There’s no doubt that being a parent of a child with autism can be hard work, and can put a strain on even the most solid of relationships. Everything you thought parenting would be might actually still be the case, but with a load of added extras you hadn’t bargained for too! I’m nothing like the parent I imagined I’d be when I was childless, and our marriage isn’t perfect either, but we’re trying!
Maintaining a good relationship with your partner is probably at least twice the work when you have a child with additional needs. According to research, one in three relationships would be classed as in ‘distress’ (as opposed to one in four for the ‘general population’), with 24% of people surveyed saying they only have one ‘date night’ a year. Financial strains and loneliness also play a large part in relationship troubles. And here’s a worrying statistic: parents of a child with special needs are 50% more likely to have considered separation or divorce.
There are yet more things that no-one tells you about your relationship when you’re an autism parent – so let me do the job!
What no-one tells you about your relationship when you’re an autism parent
You’ll talk about the kids constantly. I know talking about the kids a lot of the time is high on most parents’ conversational list, but your world will now revolve around not just the kids, but the additional needs/disability/disorder/condition, so it really is the only thing you’ll ever talk about when you eventually do get a few minutes to talk together!
Sleeplessness and sleeping apart become totally normal. Neither of you will want to get out of bed at 2 am when your child gets up for the day (again), but one of you will. You’ll take it in turns to ‘have an early night’ or a lie-in when you can in an effort to combat feeling like a zombie all the time. It won’t help, though.
Your roles may become very rigid. For example, in our house, I’m the one who has to put Tink to bed and read her bedtime story. Daddy just isn’t allowed. You each might find yourselves doing the same things over and over because… routine.
You’ll probably stop going out together. It’s hard enough to find someone you trust and who knows your child well who can babysit for you, but throw in the fact you’re both utterly exhausted and the fact that any change in routine can cause uproar, you might as well forget date nights.

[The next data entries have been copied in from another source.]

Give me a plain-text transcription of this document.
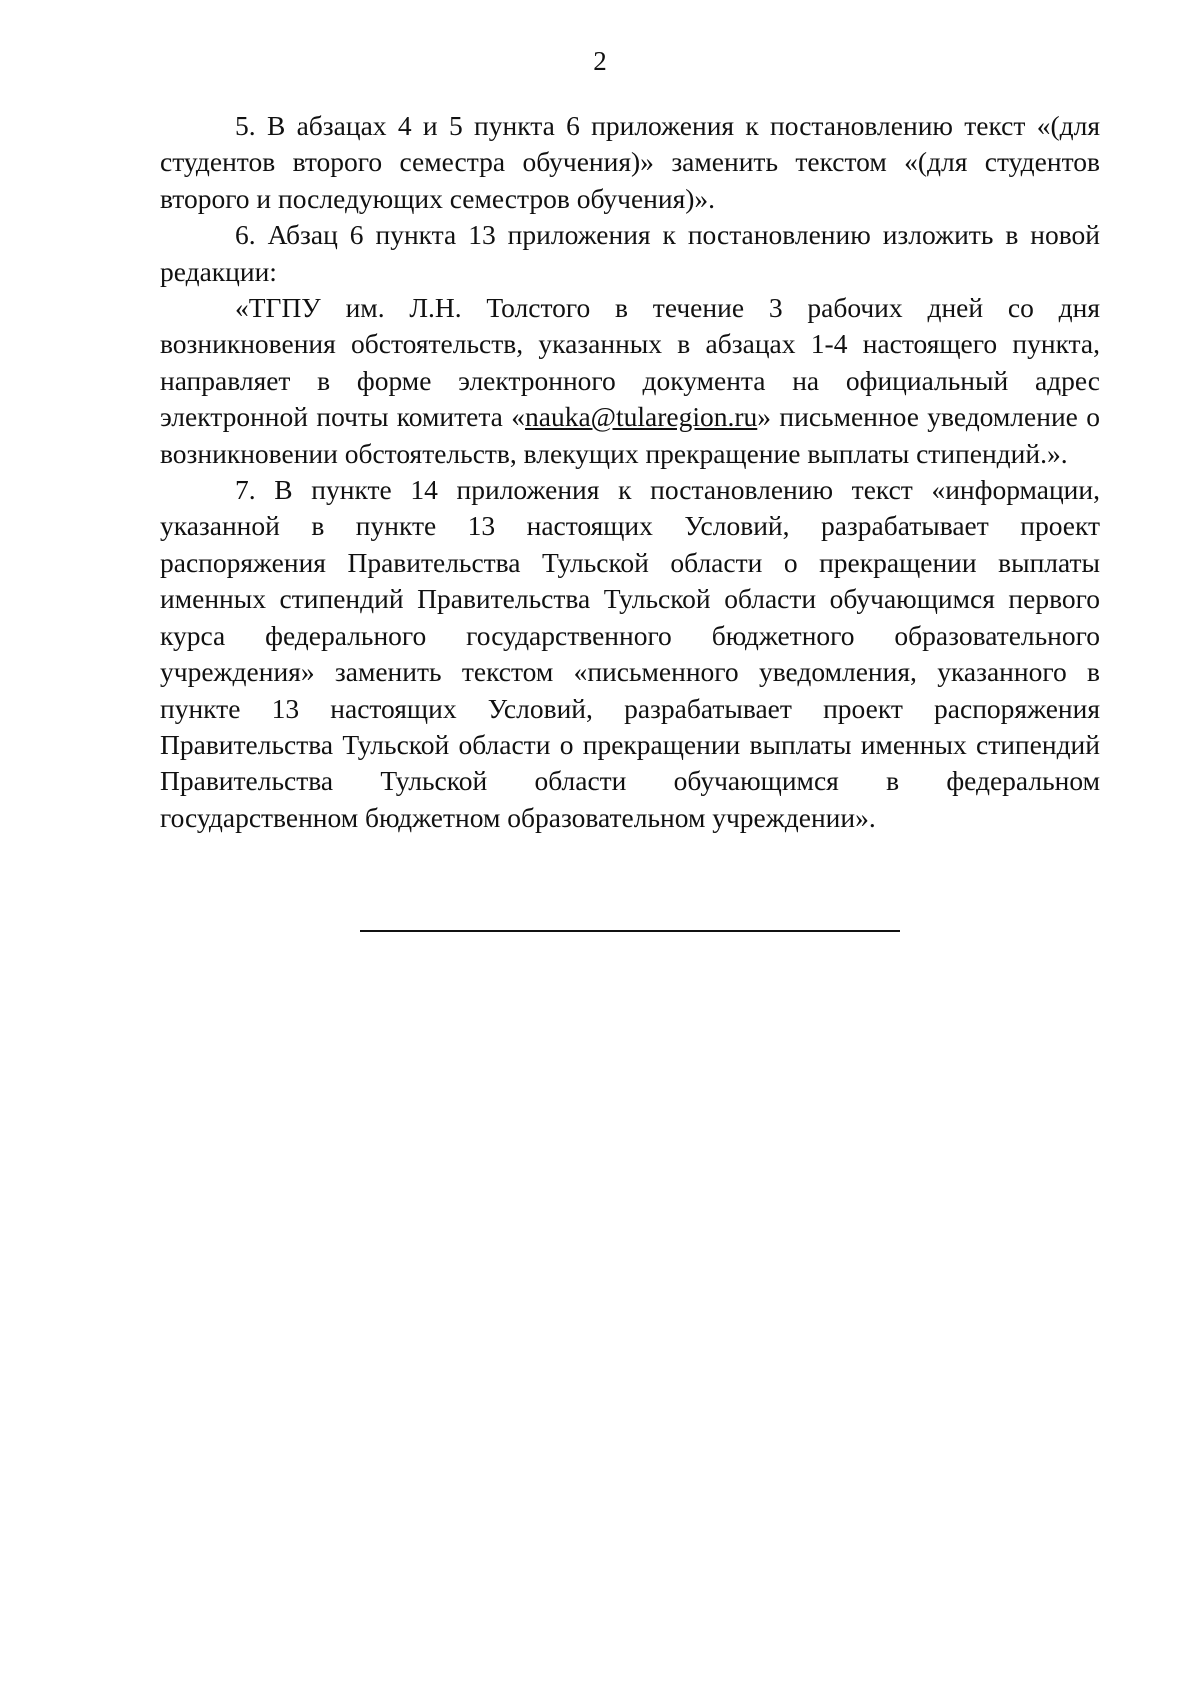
2

5. В абзацах 4 и 5 пункта 6 приложения к постановлению текст «(для студентов второго семестра обучения)» заменить текстом «(для студентов второго и последующих семестров обучения)».

6. Абзац 6 пункта 13 приложения к постановлению изложить в новой редакции:

«ТГПУ им. Л.Н. Толстого в течение 3 рабочих дней со дня возникновения обстоятельств, указанных в абзацах 1-4 настоящего пункта, направляет в форме электронного документа на официальный адрес электронной почты комитета «nauka@tularegion.ru» письменное уведомление о возникновении обстоятельств, влекущих прекращение выплаты стипендий.».

7. В пункте 14 приложения к постановлению текст «информации, указанной в пункте 13 настоящих Условий, разрабатывает проект распоряжения Правительства Тульской области о прекращении выплаты именных стипендий Правительства Тульской области обучающимся первого курса федерального государственного бюджетного образовательного учреждения» заменить текстом «письменного уведомления, указанного в пункте 13 настоящих Условий, разрабатывает проект распоряжения Правительства Тульской области о прекращении выплаты именных стипендий Правительства Тульской области обучающимся в федеральном государственном бюджетном образовательном учреждении».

Even though you’re together, you might feel so alone. Particularly if one of you is at home while the other goes out to work. Having a child with autism can be incredibly isolating; your friends stop asking you out as you can never make it, you can’t go to the same places because your child doesn’t handle noise and people well and it’s just easier to stay at home. But bloody hell, it’s lonely.
You might find you disagree more. Parenting a child on the spectrum has many challenges, and there’s no hard-and-fast rule on how to do it. You may find that you and your partner disagree on what’s best for you child at different times, and finding a compromise isn’t always in the best interest of the child.
Yeah, yeah, so far, so negative. But, it’s not necessarily all bad! There are a few positive things that can happen to your relationship too…
You might grow stronger than ever. Yes, it’s bloody hard, but what doesn’t kill you makes you stronger, or so they say. Finding ways to work together and fight for your child’s needs can mean your relationship becomes more solid as time goes on.
You find happiness in the smallest things. Ever cheered and clapped like mad because your child said ‘no’, or ate a chip, or did a poo?
You find humour in the strangest things. Having autism in the family can mean you develop a seriously warped sense of humour! At least you’ll laugh together when your child sniffs the clothes in the shops (or is that just mine?).
Relationships are funny things and take work no matter what your situation. However, raising an autistic child will really test the limits. Do all you can to make it work!